Jean-Paul De Clerck, a 360° interactive marketing consultant, wisely states on mycustomer.com : “Some marketers tend to believe that, since people increasingly use social network sites to connect with their friends, their businesses also have to be friends with their (future) customers. It’s never a bad idea to treat your customers as your best friends but this doesn’t mean they want to be your friends. They want your social presence to be relevant, and they want you to be a value generator, perhaps even a trustworthy source or someone they ‘like’ but most of all they want you to respect them. As a matter of fact, they want to be the centre of your marketing universe, regardless of channels and media”. 

The reality of mass media has now evaporated and we are heading into a world of “markets of one” – every single customer must be treated as an individual, understood on as many levels as possible and managed as a relationship, not just another number.

The more we know and understand our customer, the more we can develop and design our products and services (and the overall customer experience) to meet that customer’s needs or wants and, as a result, the more we are likely to develop a relationship where that $600k of grocery shopping will be consistently expended in our business and not in our competitors.

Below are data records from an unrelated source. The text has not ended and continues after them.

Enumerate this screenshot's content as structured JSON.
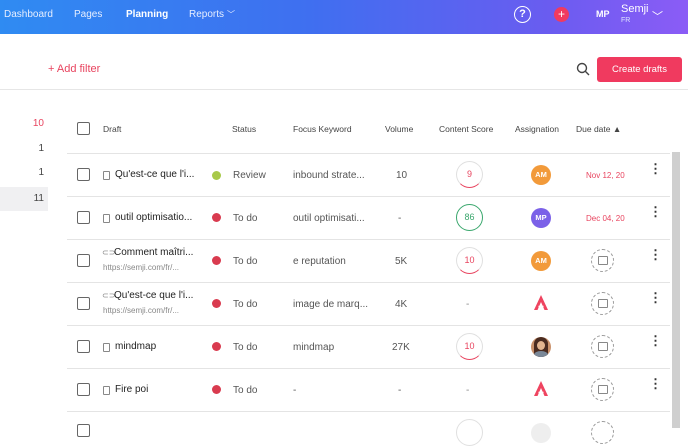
{
  "nav": {
    "dashboard": "Dashboard",
    "pages": "Pages",
    "planning": "Planning",
    "reports": "Reports",
    "help": "?",
    "plus": "+",
    "avatar": "MP",
    "user": "Semji",
    "lang": "FR"
  },
  "toolbar": {
    "add_filter": "+ Add filter",
    "create": "Create drafts"
  },
  "counters": [
    "10",
    "1",
    "1",
    "11"
  ],
  "headers": {
    "draft": "Draft",
    "status": "Status",
    "keyword": "Focus Keyword",
    "volume": "Volume",
    "score": "Content Score",
    "assignation": "Assignation",
    "due": "Due date ▲"
  },
  "rows": [
    {
      "title": "Qu'est-ce que l'i...",
      "url": "",
      "icon": "document-icon",
      "status": "Review",
      "status_color": "#a8c94a",
      "keyword": "inbound strate...",
      "volume": "10",
      "score": "9",
      "score_color": "#e8445f",
      "assign": "AM",
      "assign_color": "#f29a3a",
      "due": "Nov 12, 20"
    },
    {
      "title": "outil optimisatio...",
      "url": "",
      "icon": "document-icon",
      "status": "To do",
      "status_color": "#d93b4f",
      "keyword": "outil optimisati...",
      "volume": "-",
      "score": "86",
      "score_color": "#3aa76d",
      "assign": "MP",
      "assign_color": "#7b61e8",
      "due": "Dec 04, 20"
    },
    {
      "title": "Comment maîtri...",
      "url": "https://semji.com/fr/...",
      "icon": "link-icon",
      "status": "To do",
      "status_color": "#d93b4f",
      "keyword": "e reputation",
      "volume": "5K",
      "score": "10",
      "score_color": "#e8445f",
      "assign": "AM",
      "assign_color": "#f29a3a",
      "due": ""
    },
    {
      "title": "Qu'est-ce que l'i...",
      "url": "https://semji.com/fr/...",
      "icon": "link-icon",
      "status": "To do",
      "status_color": "#d93b4f",
      "keyword": "image de marq...",
      "volume": "4K",
      "score": "-",
      "score_color": "#888888",
      "assign": "",
      "assign_color": "",
      "due": ""
    },
    {
      "title": "mindmap",
      "url": "",
      "icon": "document-icon",
      "status": "To do",
      "status_color": "#d93b4f",
      "keyword": "mindmap",
      "volume": "27K",
      "score": "10",
      "score_color": "#e8445f",
      "assign": "",
      "assign_color": "",
      "due": ""
    },
    {
      "title": "Fire poi",
      "url": "",
      "icon": "document-icon",
      "status": "To do",
      "status_color": "#d93b4f",
      "keyword": "-",
      "volume": "-",
      "score": "-",
      "score_color": "#888888",
      "assign": "",
      "assign_color": "",
      "due": ""
    }
  ]
}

And the base from which we need to start currently looks like this:

The second edition of the Multichannel Customer Experience Report by Foviance and Econsultancy shows that only 26% of companies have a well-developed strategy in place for improving customer experience.

So the potential is significant.

In a recent LinkedIn Post, Gordon Beattie of Beattie Comms said:

“Customers are the No 1 reason you are in business.

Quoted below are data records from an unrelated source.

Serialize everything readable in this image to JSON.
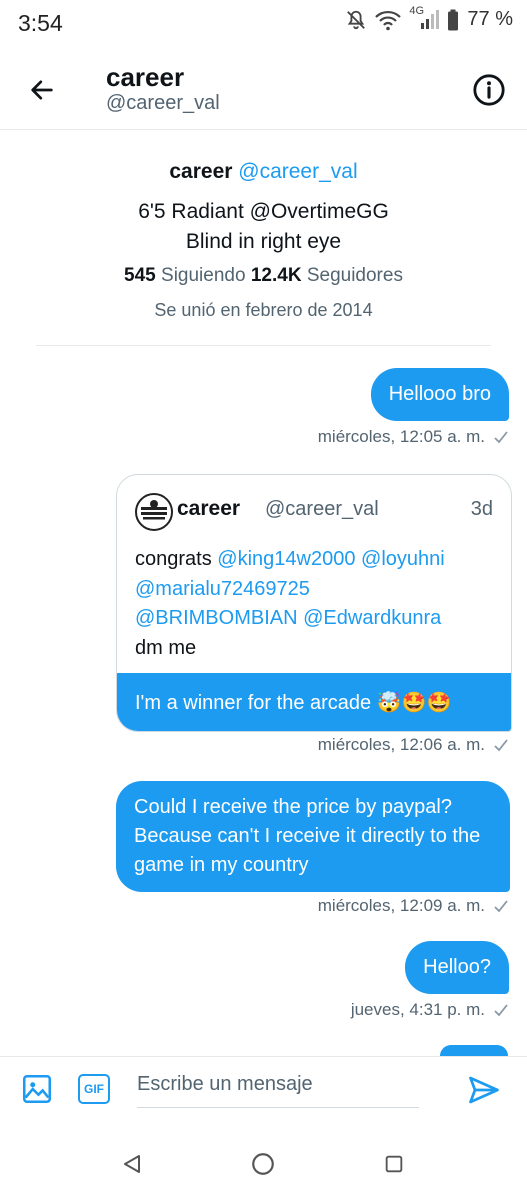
{
  "status_bar": {
    "time": "3:54",
    "icons": [
      "mute-icon",
      "wifi-icon",
      "signal-4g-icon",
      "battery-icon"
    ],
    "network": "4G",
    "battery": "77 %"
  },
  "header": {
    "name": "career",
    "handle": "@career_val",
    "back_icon": "arrow-left-icon",
    "info_icon": "info-icon"
  },
  "profile": {
    "name": "career",
    "handle": "@career_val",
    "bio_line1": "6'5 Radiant @OvertimeGG",
    "bio_line2": "Blind in right eye",
    "following_count": "545",
    "following_label": "Siguiendo",
    "followers_count": "12.4K",
    "followers_label": "Seguidores",
    "joined": "Se unió en febrero de 2014"
  },
  "messages": [
    {
      "text": "Hellooo bro",
      "time": "miércoles, 12:05 a. m."
    },
    {
      "quote": {
        "name": "career",
        "handle": "@career_val",
        "age": "3d",
        "text_prefix": "congrats",
        "mentions": [
          "@king14w2000",
          "@loyuhni",
          "@marialu72469725",
          "@BRIMBOMBIAN",
          "@Edwardkunra"
        ],
        "text_suffix": "dm me"
      },
      "text": "I'm a winner for the arcade 🤯🤩🤩",
      "time": "miércoles, 12:06 a. m."
    },
    {
      "text": "Could I receive the price by paypal? Because can't I receive it directly to the game in my country",
      "time": "miércoles, 12:09 a. m."
    },
    {
      "text": "Helloo?",
      "time": "jueves, 4:31 p. m."
    }
  ],
  "composer": {
    "placeholder": "Escribe un mensaje",
    "gif_label": "GIF"
  },
  "colors": {
    "accent": "#1d9bf0",
    "text": "#0f1419",
    "muted": "#536471"
  }
}
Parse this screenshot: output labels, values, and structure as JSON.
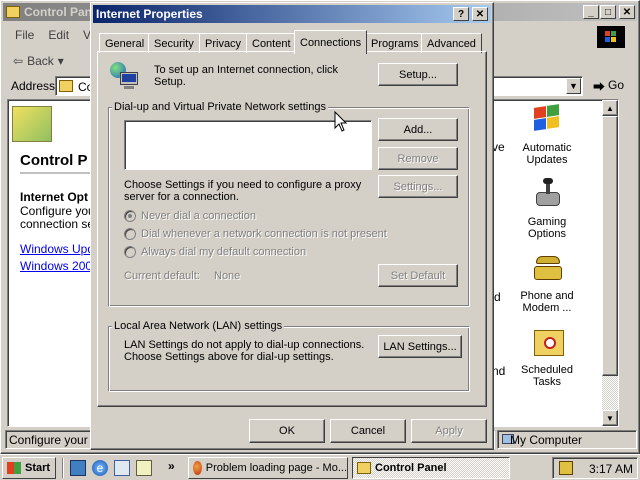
{
  "bg_window": {
    "title": "Control Panel",
    "menu": [
      "File",
      "Edit",
      "V"
    ],
    "back_label": "Back",
    "address_label": "Address",
    "address_value": "Co",
    "go_label": "Go",
    "heading": "Control P",
    "section_title": "Internet Opt",
    "section_text_1": "Configure your",
    "section_text_2": "connection se",
    "link_1": "Windows Upd",
    "link_2": "Windows 2000",
    "status_left": "Configure your In",
    "status_right": "My Computer",
    "partial_labels": [
      "ve",
      "d",
      "nd"
    ],
    "icons": [
      {
        "label": "Automatic Updates",
        "icon": "windows-flag-icon"
      },
      {
        "label": "Gaming Options",
        "icon": "joystick-icon"
      },
      {
        "label": "Phone and Modem ...",
        "icon": "phone-icon"
      },
      {
        "label": "Scheduled Tasks",
        "icon": "folder-clock-icon"
      }
    ]
  },
  "dialog": {
    "title": "Internet Properties",
    "help_label": "?",
    "close_label": "✕",
    "tabs": [
      "General",
      "Security",
      "Privacy",
      "Content",
      "Connections",
      "Programs",
      "Advanced"
    ],
    "active_tab": "Connections",
    "setup_text": "To set up an Internet connection, click Setup.",
    "setup_button": "Setup...",
    "dialup_group_label": "Dial-up and Virtual Private Network settings",
    "add_button": "Add...",
    "remove_button": "Remove",
    "settings_button": "Settings...",
    "choose_settings_text": "Choose Settings if you need to configure a proxy server for a connection.",
    "radio_options": [
      {
        "label": "Never dial a connection",
        "checked": true
      },
      {
        "label": "Dial whenever a network connection is not present",
        "checked": false
      },
      {
        "label": "Always dial my default connection",
        "checked": false
      }
    ],
    "current_default_label": "Current default:",
    "current_default_value": "None",
    "set_default_button": "Set Default",
    "lan_group_label": "Local Area Network (LAN) settings",
    "lan_text": "LAN Settings do not apply to dial-up connections. Choose Settings above for dial-up settings.",
    "lan_button": "LAN Settings...",
    "ok_button": "OK",
    "cancel_button": "Cancel",
    "apply_button": "Apply"
  },
  "taskbar": {
    "start_label": "Start",
    "quick_launch": [
      "desktop-icon",
      "ie-icon",
      "outlook-icon",
      "search-icon"
    ],
    "more_label": "»",
    "tasks": [
      {
        "label": "Problem loading page - Mo...",
        "icon": "firefox-icon",
        "active": false
      },
      {
        "label": "Control Panel",
        "icon": "control-panel-icon",
        "active": true
      }
    ],
    "clock": "3:17 AM"
  },
  "colors": {
    "titlebar_active": "#0a246a",
    "window_face": "#d4d0c8",
    "link": "#0000ee"
  }
}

Treat them badly and you’ll suffer the consequences. Treat them well and you’ll reap the rewards.

By providing great customer service, you increase the lifetime value of a client. By reducing customer churn, you are able to spend less on fishing for new business.

In other words, you get the double whammy of increasing sales while reducing your costs.

If you want to build a great sustainable business, it makes sense to put customer service at the top of your agenda.”

In order to shift your business to a market orientation (where your customer is “at the top of your agenda”), think about these simple initial steps you should take:


Start listening and take into account the voice of the customer. And don’t only use dashboards to do it: get out there, talk, survey and test.



 

Move away from campaign-centric and message-centric marketing to triggered and personalized cross-channel flows, based on the digital footprints of your customers.


 

Measure across every possible channel and touch point to identify problems and solve them.


 

Integrate marketing tools, channels and CRM in a bi-directional way in order to gain a single customer view and improve future interactions.


 

Measure qualitative metrics instead of only simple quantitative ones and analyze behaviour. You don’t need click data but customer intelligence (and obviously act upon it).



 

Make sure you provide personalized messages at the right time to the right person via the right channels or online properties and realize that the behaviour and preferences of your customers define what’s “right” in the whole equation.



 


Remove obstacles and make it simple and clear. Or as Gerry McGovern puts it: the longer people stay on your website, the worse. Simplicity and efficiency are good friends.

 

Source: Mycustomer.com

In summary, the customer is the only place your money comes from and it therefore makes complete and logical sense to orientate you business and everything that it thinks, says and does, toward that customers.